The receptor mediates acute thermal and mechanical pain processing. The anelgesic actions of KOR occur at both spinal and supraspinal sites. In the spinal cord, presynaptic activation suppresses nociceptive transmission through inhibition of calcium influx and reduction of neurotransmitter release from primary sensory neurons.
Neuropathic pain following peripheral nerve injury is accompanied by sustained elevation of dynorphin levels in the spinal dorsal horn, resulting in tonic KOR activation that contributes to pain inhibition. The prodynorphin-derived opioid system within the spinal cord exhibits both pronociceptive and antinociceptive functions. Acute KOR activation produces pain reversal and chronic stimulation leads to receptor tolerance and hyperalgesia with allodynia. Mechanisms such as activation of NMDA receptors on spinal interneurons, and increasing glutamate and substance P release from primary afferent terminals might play a role.

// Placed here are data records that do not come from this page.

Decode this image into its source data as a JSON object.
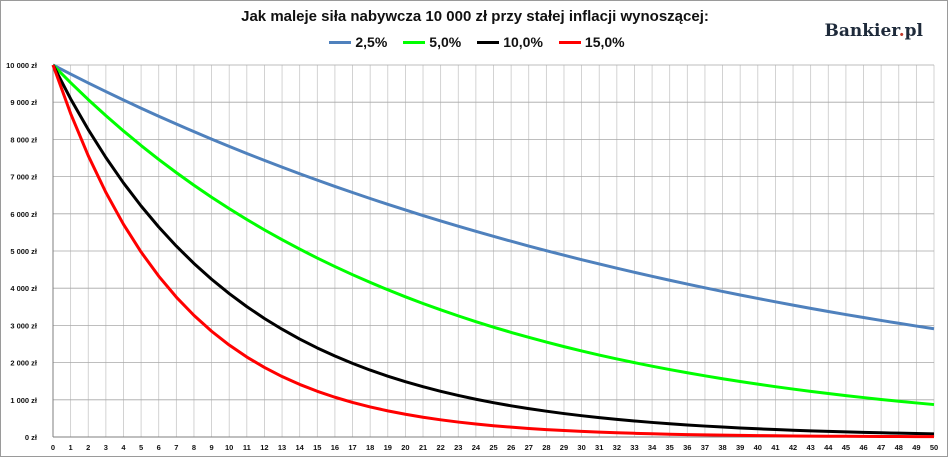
{
  "chart_data": {
    "type": "line",
    "title": "Jak maleje siła nabywcza 10 000 zł przy stałej inflacji wynoszącej:",
    "xlabel": "",
    "ylabel": "",
    "x": [
      0,
      1,
      2,
      3,
      4,
      5,
      6,
      7,
      8,
      9,
      10,
      11,
      12,
      13,
      14,
      15,
      16,
      17,
      18,
      19,
      20,
      21,
      22,
      23,
      24,
      25,
      26,
      27,
      28,
      29,
      30,
      31,
      32,
      33,
      34,
      35,
      36,
      37,
      38,
      39,
      40,
      41,
      42,
      43,
      44,
      45,
      46,
      47,
      48,
      49,
      50
    ],
    "xlim": [
      0,
      50
    ],
    "ylim": [
      0,
      10000
    ],
    "yticks": [
      0,
      1000,
      2000,
      3000,
      4000,
      5000,
      6000,
      7000,
      8000,
      9000,
      10000
    ],
    "ytick_labels": [
      "0 zł",
      "1 000 zł",
      "2 000 zł",
      "3 000 zł",
      "4 000 zł",
      "5 000 zł",
      "6 000 zł",
      "7 000 zł",
      "8 000 zł",
      "9 000 zł",
      "10 000 zł"
    ],
    "grid": true,
    "legend_position": "top",
    "formula_note_hidden": true,
    "series": [
      {
        "name": "2,5%",
        "rate": 0.025,
        "color": "#4f81bd"
      },
      {
        "name": "5,0%",
        "rate": 0.05,
        "color": "#00ff00"
      },
      {
        "name": "10,0%",
        "rate": 0.1,
        "color": "#000000"
      },
      {
        "name": "15,0%",
        "rate": 0.15,
        "color": "#ff0000"
      }
    ],
    "initial_value": 10000
  },
  "brand": {
    "name": "Bankier",
    "suffix": "pl",
    "dot": "."
  }
}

KOR also mediates the affective-motivational dimensions of pain. At the supraspinal level, KOR activation in the ventral tegmental area, periaqueductal gray, and other pain-modulatory nuclei influences both pain perception and pain-related motivated behavior. The engagement of KOR during chronic pain states, particularly neuropathic pain, has been implicated in the high comorbidity between chronic pain and mood disorders, as dynorphin-mediated KOR signaling in limbic and reward-related brain regions drives negative emotional states and anhedonia.